Psychosis
Written by:Psychosis is one of the most serious mental disorders treated in psychiatric and emotional causes intense suffering to the patient, along with behaviors that the environment is sometimes unable to understand, to be based on anomalous phenomena of thought and perception.
Psychosis: definition and types
Psychosis is a serious mental disorder whose core aspect is the lack of adequate contact with reality in some of its areas or demonstrations. This lack of contact with reality is mostly due to the existence of false perceptions (hallucinations) and strange ideas that have no real basis and the patient keeps the absolute conviction that they are true.
The most common is the schizophrenic psychosis, which may affect up to 1% of the population. Other types of psychosis are persistent delusions disorder (formerly paranoia), schizoaffective disorder (halfway between schizophrenia and affective psychosis), acute polymorphic psychotic disorder, etc.
Causes of psychosis
In the case of psychosis, we talk about the theory of vulnerability-stress. Not anyone can suffer a psychosis; there must be a biological vulnerability that even today is not well defined: we speak of genetic, embryonic development (eg. infections), etc.. This vulnerability, along with a stressor (life stress, some toxic consumption, etc.), could trigger an episode of psychosis. However, psychosis can also occur spontaneously.
Psychosis: the role of the family and the role of psychiatrist
The main role is to avoid the stigma that these diseases pose to people and offer patients all the resources available at present for their improvement and reintegration into their usual socio-family environment.

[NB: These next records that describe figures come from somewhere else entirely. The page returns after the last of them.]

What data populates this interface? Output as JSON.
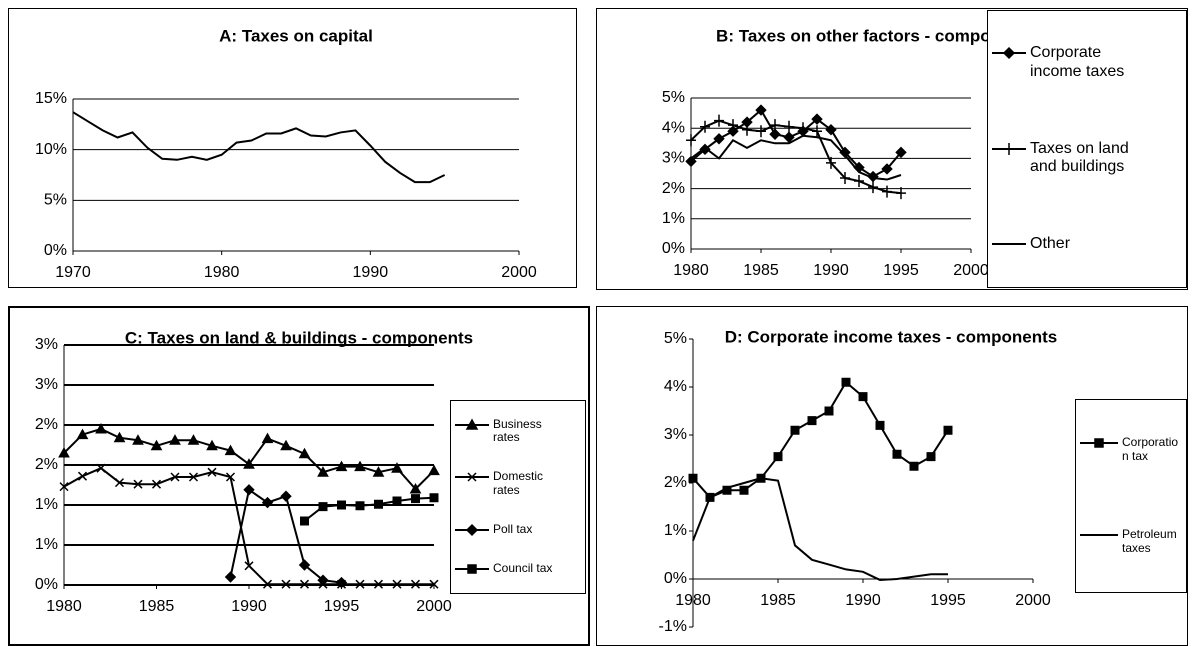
{
  "chart_data": [
    {
      "type": "line",
      "title": "A: Taxes on capital",
      "x": [
        1970,
        1971,
        1972,
        1973,
        1974,
        1975,
        1976,
        1977,
        1978,
        1979,
        1980,
        1981,
        1982,
        1983,
        1984,
        1985,
        1986,
        1987,
        1988,
        1989,
        1990,
        1991,
        1992,
        1993,
        1994,
        1995
      ],
      "series": [
        {
          "color": "#000000",
          "marker": "none",
          "values": [
            13.7,
            12.8,
            11.9,
            11.2,
            11.7,
            10.2,
            9.1,
            9.0,
            9.3,
            9.0,
            9.5,
            10.7,
            10.9,
            11.6,
            11.6,
            12.1,
            11.4,
            11.3,
            11.7,
            11.9,
            10.4,
            8.8,
            7.7,
            6.8,
            6.8,
            7.5
          ]
        }
      ],
      "xlim": [
        1970,
        2000
      ],
      "xticks": [
        1970,
        1980,
        1990,
        2000
      ],
      "ylim": [
        0,
        15
      ],
      "yticks": [
        {
          "value": 0,
          "label": "0%"
        },
        {
          "value": 5,
          "label": "5%"
        },
        {
          "value": 10,
          "label": "10%"
        },
        {
          "value": 15,
          "label": "15%"
        }
      ],
      "grid": true
    },
    {
      "type": "line",
      "title": "B: Taxes on other factors - components",
      "x": [
        1980,
        1981,
        1982,
        1983,
        1984,
        1985,
        1986,
        1987,
        1988,
        1989,
        1990,
        1991,
        1992,
        1993,
        1994,
        1995
      ],
      "series": [
        {
          "name": "Corporate income taxes",
          "color": "#000000",
          "marker": "diamond",
          "values": [
            2.9,
            3.3,
            3.65,
            3.9,
            4.2,
            4.6,
            3.8,
            3.7,
            3.9,
            4.3,
            3.95,
            3.2,
            2.7,
            2.4,
            2.65,
            3.2
          ]
        },
        {
          "name": "Taxes on land and buildings",
          "color": "#000000",
          "marker": "plus",
          "values": [
            3.6,
            4.05,
            4.25,
            4.1,
            3.95,
            3.9,
            4.1,
            4.05,
            4.0,
            3.9,
            2.85,
            2.35,
            2.25,
            2.05,
            1.9,
            1.85
          ]
        },
        {
          "name": "Other",
          "color": "#000000",
          "marker": "none",
          "values": [
            3.0,
            3.35,
            3.0,
            3.6,
            3.35,
            3.6,
            3.5,
            3.5,
            3.75,
            3.7,
            3.6,
            3.1,
            2.55,
            2.35,
            2.3,
            2.45
          ]
        }
      ],
      "xlim": [
        1980,
        2000
      ],
      "xticks": [
        1980,
        1985,
        1990,
        1995,
        2000
      ],
      "ylim": [
        0,
        5
      ],
      "yticks": [
        {
          "value": 0,
          "label": "0%"
        },
        {
          "value": 1,
          "label": "1%"
        },
        {
          "value": 2,
          "label": "2%"
        },
        {
          "value": 3,
          "label": "3%"
        },
        {
          "value": 4,
          "label": "4%"
        },
        {
          "value": 5,
          "label": "5%"
        }
      ],
      "grid": true,
      "legend": "right"
    },
    {
      "type": "line",
      "title": "C: Taxes on land & buildings - components",
      "x": [
        1980,
        1981,
        1982,
        1983,
        1984,
        1985,
        1986,
        1987,
        1988,
        1989,
        1990,
        1991,
        1992,
        1993,
        1994,
        1995,
        1996,
        1997,
        1998,
        1999,
        2000
      ],
      "series": [
        {
          "name": "Business rates",
          "color": "#000000",
          "marker": "triangle",
          "values": [
            1.65,
            1.88,
            1.95,
            1.84,
            1.81,
            1.74,
            1.81,
            1.81,
            1.74,
            1.68,
            1.51,
            1.83,
            1.74,
            1.64,
            1.41,
            1.48,
            1.48,
            1.41,
            1.46,
            1.2,
            1.43
          ]
        },
        {
          "name": "Domestic rates",
          "color": "#000000",
          "marker": "cross",
          "values": [
            1.23,
            1.36,
            1.46,
            1.28,
            1.26,
            1.26,
            1.35,
            1.35,
            1.41,
            1.35,
            0.24,
            0.01,
            0.01,
            0.01,
            0.01,
            0.01,
            0.01,
            0.01,
            0.01,
            0.01,
            0.01
          ]
        },
        {
          "name": "Poll tax",
          "color": "#000000",
          "marker": "diamond",
          "values": [
            null,
            null,
            null,
            null,
            null,
            null,
            null,
            null,
            null,
            0.1,
            1.19,
            1.03,
            1.11,
            0.25,
            0.06,
            0.03,
            null,
            null,
            null,
            null,
            null
          ]
        },
        {
          "name": "Council tax",
          "color": "#000000",
          "marker": "square",
          "values": [
            null,
            null,
            null,
            null,
            null,
            null,
            null,
            null,
            null,
            null,
            null,
            null,
            null,
            0.8,
            0.98,
            1.0,
            0.99,
            1.01,
            1.05,
            1.08,
            1.09
          ]
        }
      ],
      "xlim": [
        1980,
        2000
      ],
      "xticks": [
        1980,
        1985,
        1990,
        1995,
        2000
      ],
      "ylim": [
        0,
        3
      ],
      "yticks": [
        {
          "value": 0,
          "label": "0%"
        },
        {
          "value": 0.5,
          "label": "1%"
        },
        {
          "value": 1,
          "label": "1%"
        },
        {
          "value": 1.5,
          "label": "2%"
        },
        {
          "value": 2,
          "label": "2%"
        },
        {
          "value": 2.5,
          "label": "3%"
        },
        {
          "value": 3,
          "label": "3%"
        }
      ],
      "grid": true,
      "legend": "right"
    },
    {
      "type": "line",
      "title": "D: Corporate income taxes - components",
      "x": [
        1980,
        1981,
        1982,
        1983,
        1984,
        1985,
        1986,
        1987,
        1988,
        1989,
        1990,
        1991,
        1992,
        1993,
        1994,
        1995
      ],
      "series": [
        {
          "name": "Corporation tax",
          "color": "#000000",
          "marker": "square",
          "values": [
            2.1,
            1.7,
            1.85,
            1.85,
            2.1,
            2.55,
            3.1,
            3.3,
            3.5,
            4.1,
            3.8,
            3.2,
            2.6,
            2.35,
            2.55,
            3.1
          ]
        },
        {
          "name": "Petroleum taxes",
          "color": "#000000",
          "marker": "none",
          "values": [
            0.8,
            1.7,
            1.9,
            2.0,
            2.1,
            2.05,
            0.7,
            0.4,
            0.3,
            0.2,
            0.15,
            -0.02,
            0.0,
            0.05,
            0.1,
            0.1
          ]
        }
      ],
      "xlim": [
        1980,
        2000
      ],
      "xticks": [
        1980,
        1985,
        1990,
        1995,
        2000
      ],
      "ylim": [
        -1,
        5
      ],
      "yticks": [
        {
          "value": -1,
          "label": "-1%"
        },
        {
          "value": 0,
          "label": "0%"
        },
        {
          "value": 1,
          "label": "1%"
        },
        {
          "value": 2,
          "label": "2%"
        },
        {
          "value": 3,
          "label": "3%"
        },
        {
          "value": 4,
          "label": "4%"
        },
        {
          "value": 5,
          "label": "5%"
        }
      ],
      "grid": false,
      "legend": "right"
    }
  ]
}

Families are in most cases the major sufferers of chronic lack of social and health resources for these diseases, falling upon them the usual care of the sick in conditions sometimes unsustainable.
The psychiatric approach to these disorders is fundamentally biological, ie with appropriate drug therapy for each case, maximizing the effectiveness of treatment and trying to minimize side effects, (trying to get the patient involved and) involving the patient to assist in his own treatment. Also psychotherapy both the patient and rehabilitation with a psychoeducational approach, as the family is fundamental.